A thread I didn't pick up on there is the mention (by Rees and repeated by Willets) of the importance of big science to inspire the young. As I've said before, I find statements like this a bit problematic. There is loads of anecdotal evidence to suggest that projects like Apollo inspired people to go into scientific careers. I wouldn't deny that. But, as someone who researches, teaches and generally chats about children and science for a living, I hear almost as many anecdotes to the contrary, or at least citing other inspirations. These anecdotes seem to be articulated slightly less publicly, sometimes even whispered, but they are no less significant.

I'd love someone to look at this properly. To systematically investigate today's children about what inspires them in science and take their interests and disinterests seriously.

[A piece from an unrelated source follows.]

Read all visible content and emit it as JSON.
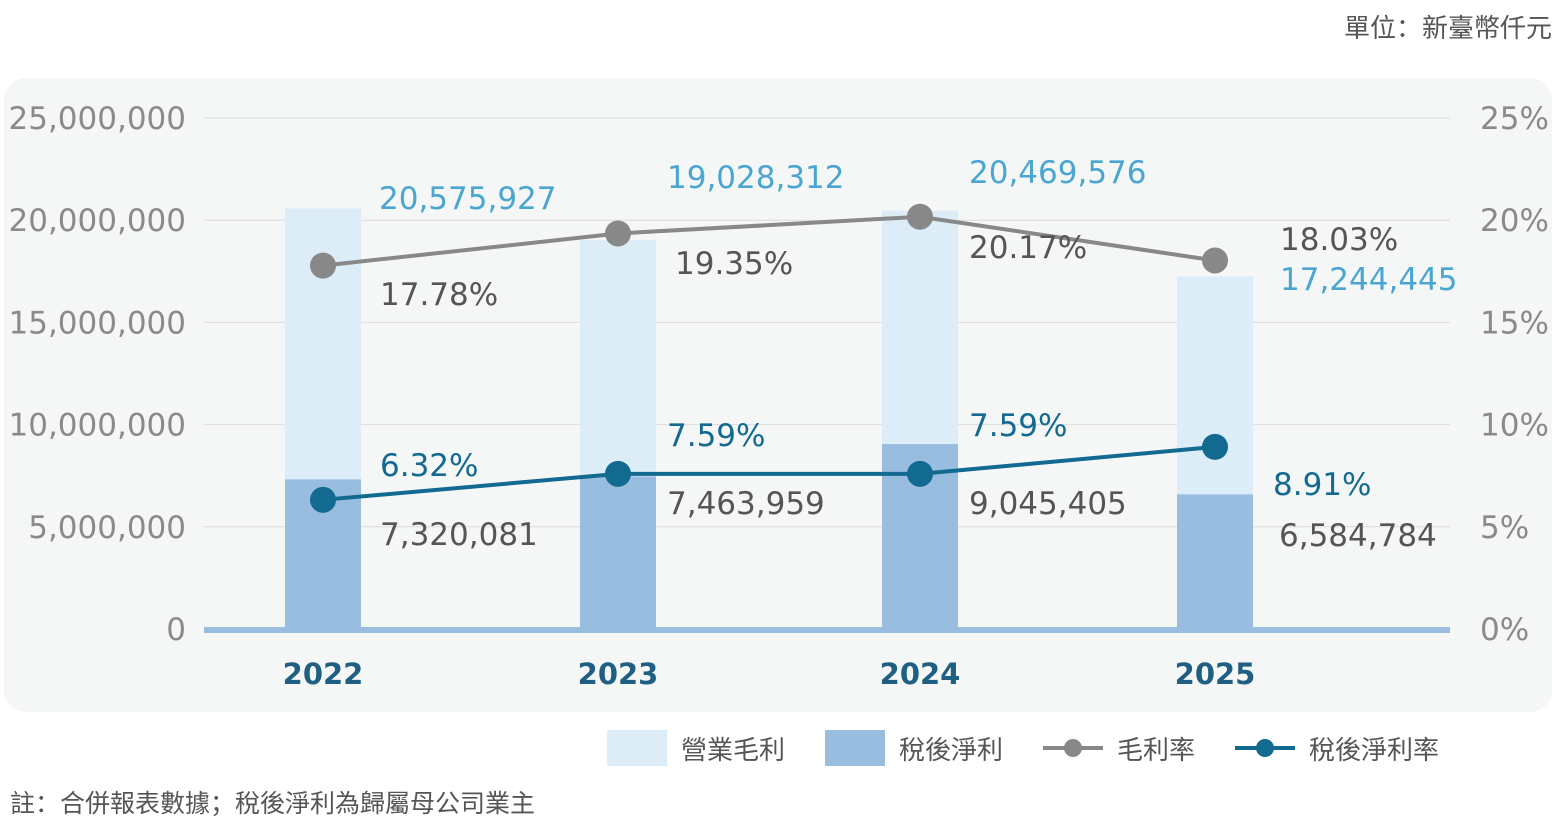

Big science projects are exceedingly expensive. That's part of the point. I don't deny their scientific value (or at least I'm not qualified to do so) but in such a period of "tough times" for science funding I'm not sure a loose claim to inspiring the young is enough. It sounds good but, to me, lacks depth. We might even say it's rather pointless, seeing at the new government has kept the old one's division of education and science. Unless Gove wants to fund the LHC? It seems like an all too easy rhetorical appeal to wonder and the assumed good and importance of children. Again, I'm not necessarily denying that science is wonderful or saying that children aren't important (though I do make my students try to think through these ideas, at least as an intellectual exercise), but let's investigate the issue before building policy on it.


  1. If I understand correctly (I was not at the lecture nor I know a lot on the subject) such a strategy would only work for those young people on the edge, i.e. who are debating to go into STEM vs another alternative. If young people are interested in STEM, big science projects are not going to make them any more interested. If young people are not interested in STEM, I doubt they will be persuaded by these massive, complicated projects (I work for one of them coming from a very different field and even I am finding hard to undestand what is going on). So I think that if they are going to make a policy that used big projects to inspire young people, they are actually targeting an even smaller percentage of young people, those who are trying to choose if they want a STEM career or not.